Both parties expect change
While a relationship may change a person, the change should actually be a reflection of some positive streak, which is already present, even if it in the subconscious. However, going into a relationship with the belief that a spouse will change from bad to good will affect the relationship negatively. While nobody is perfect, it is important to realise that every relationship is a potential marriage, else why bother? One must consider the long term effects of a bad habit, and if you’re absolutely sure your life’s work on earth is to bear such burden, then by all means stay. If not, move on. The world is full of people.

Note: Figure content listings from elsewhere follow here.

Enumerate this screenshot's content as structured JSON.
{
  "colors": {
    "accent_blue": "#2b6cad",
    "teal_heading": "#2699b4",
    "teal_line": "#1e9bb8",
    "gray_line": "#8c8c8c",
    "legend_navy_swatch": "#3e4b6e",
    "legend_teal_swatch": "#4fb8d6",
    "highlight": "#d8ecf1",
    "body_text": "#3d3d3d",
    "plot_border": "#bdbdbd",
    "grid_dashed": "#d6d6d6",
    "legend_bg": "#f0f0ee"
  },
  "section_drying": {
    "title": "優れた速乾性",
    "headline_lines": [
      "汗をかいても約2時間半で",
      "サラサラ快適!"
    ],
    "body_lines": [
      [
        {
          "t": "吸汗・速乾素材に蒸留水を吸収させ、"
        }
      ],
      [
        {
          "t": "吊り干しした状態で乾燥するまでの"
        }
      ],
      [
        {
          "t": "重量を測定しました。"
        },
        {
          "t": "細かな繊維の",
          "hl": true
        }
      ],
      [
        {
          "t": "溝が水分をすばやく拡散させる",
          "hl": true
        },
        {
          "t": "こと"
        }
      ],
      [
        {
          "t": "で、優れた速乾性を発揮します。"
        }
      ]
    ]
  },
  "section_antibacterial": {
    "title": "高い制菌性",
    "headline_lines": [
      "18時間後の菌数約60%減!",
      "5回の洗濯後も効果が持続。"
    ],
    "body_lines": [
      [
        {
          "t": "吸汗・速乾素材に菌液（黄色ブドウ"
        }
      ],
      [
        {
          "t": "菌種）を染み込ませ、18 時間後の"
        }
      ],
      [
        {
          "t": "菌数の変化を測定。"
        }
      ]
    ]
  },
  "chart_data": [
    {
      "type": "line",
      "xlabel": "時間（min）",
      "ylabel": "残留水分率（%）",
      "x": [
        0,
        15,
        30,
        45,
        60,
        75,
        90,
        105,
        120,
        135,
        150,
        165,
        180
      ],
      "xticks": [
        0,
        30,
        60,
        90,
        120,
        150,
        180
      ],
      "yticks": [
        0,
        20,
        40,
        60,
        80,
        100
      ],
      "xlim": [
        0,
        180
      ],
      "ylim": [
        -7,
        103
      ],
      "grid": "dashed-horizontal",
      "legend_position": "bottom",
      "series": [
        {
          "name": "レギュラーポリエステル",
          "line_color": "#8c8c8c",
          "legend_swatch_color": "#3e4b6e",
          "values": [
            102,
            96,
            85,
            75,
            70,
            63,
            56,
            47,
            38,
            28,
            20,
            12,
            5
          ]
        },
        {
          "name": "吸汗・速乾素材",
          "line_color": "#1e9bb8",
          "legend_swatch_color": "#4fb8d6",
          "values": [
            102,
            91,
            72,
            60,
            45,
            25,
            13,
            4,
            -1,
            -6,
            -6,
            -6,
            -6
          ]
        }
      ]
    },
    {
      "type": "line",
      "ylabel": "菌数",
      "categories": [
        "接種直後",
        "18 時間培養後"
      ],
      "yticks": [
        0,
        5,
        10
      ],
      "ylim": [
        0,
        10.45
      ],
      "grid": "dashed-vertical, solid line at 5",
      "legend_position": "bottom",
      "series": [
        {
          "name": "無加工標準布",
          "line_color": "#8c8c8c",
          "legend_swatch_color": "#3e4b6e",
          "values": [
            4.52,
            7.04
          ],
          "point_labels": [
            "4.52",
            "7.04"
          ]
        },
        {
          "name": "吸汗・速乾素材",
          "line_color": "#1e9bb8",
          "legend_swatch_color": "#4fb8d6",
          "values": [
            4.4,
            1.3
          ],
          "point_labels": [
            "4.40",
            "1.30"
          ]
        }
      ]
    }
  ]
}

Another dimension is if a partner expects you to change, especially if you know you won’t, even if you pretend you might. there is no point wasting each other’s time, when eventually the relationship will not work.
Nothing gets better
It is a given that a relationship will experience challenges, but if your fears for the future are becoming too regular, then you may need to reconsider. Working with the expectation that the relationship will miraculously get better, especially when the circumstances surrounding the relationship points otherwise, moving on might just be the best option. Apples don’t fall from mango trees.
Your standards differ
Being in a relationship with someone whose values are a far cry from what you hold dear and expecting that union to work, is almost like expecting to chew paracetamol and expect it to taste like chocolate. As much as each person is expected to have his/her opinion about what is important, it is also necessary that your values align. Otherwise, find a way to move on.
You’re constantly hurt
A relationship may bring pain at certain instances, such as an insult, forgotten birthdays and anniversaries and even the occasional spat. However, there should be a limit and it is necessary to know when something is an honest mistake and when the partner openly disrespects or is simply taking you for a ride. Also be cautious of if you find yourself always justifying their actions. Abuse of any for is negative for a relationship and may just be the needed sign to leave. Better now than when you become so battered, you lose all hope of ever picking yourself up.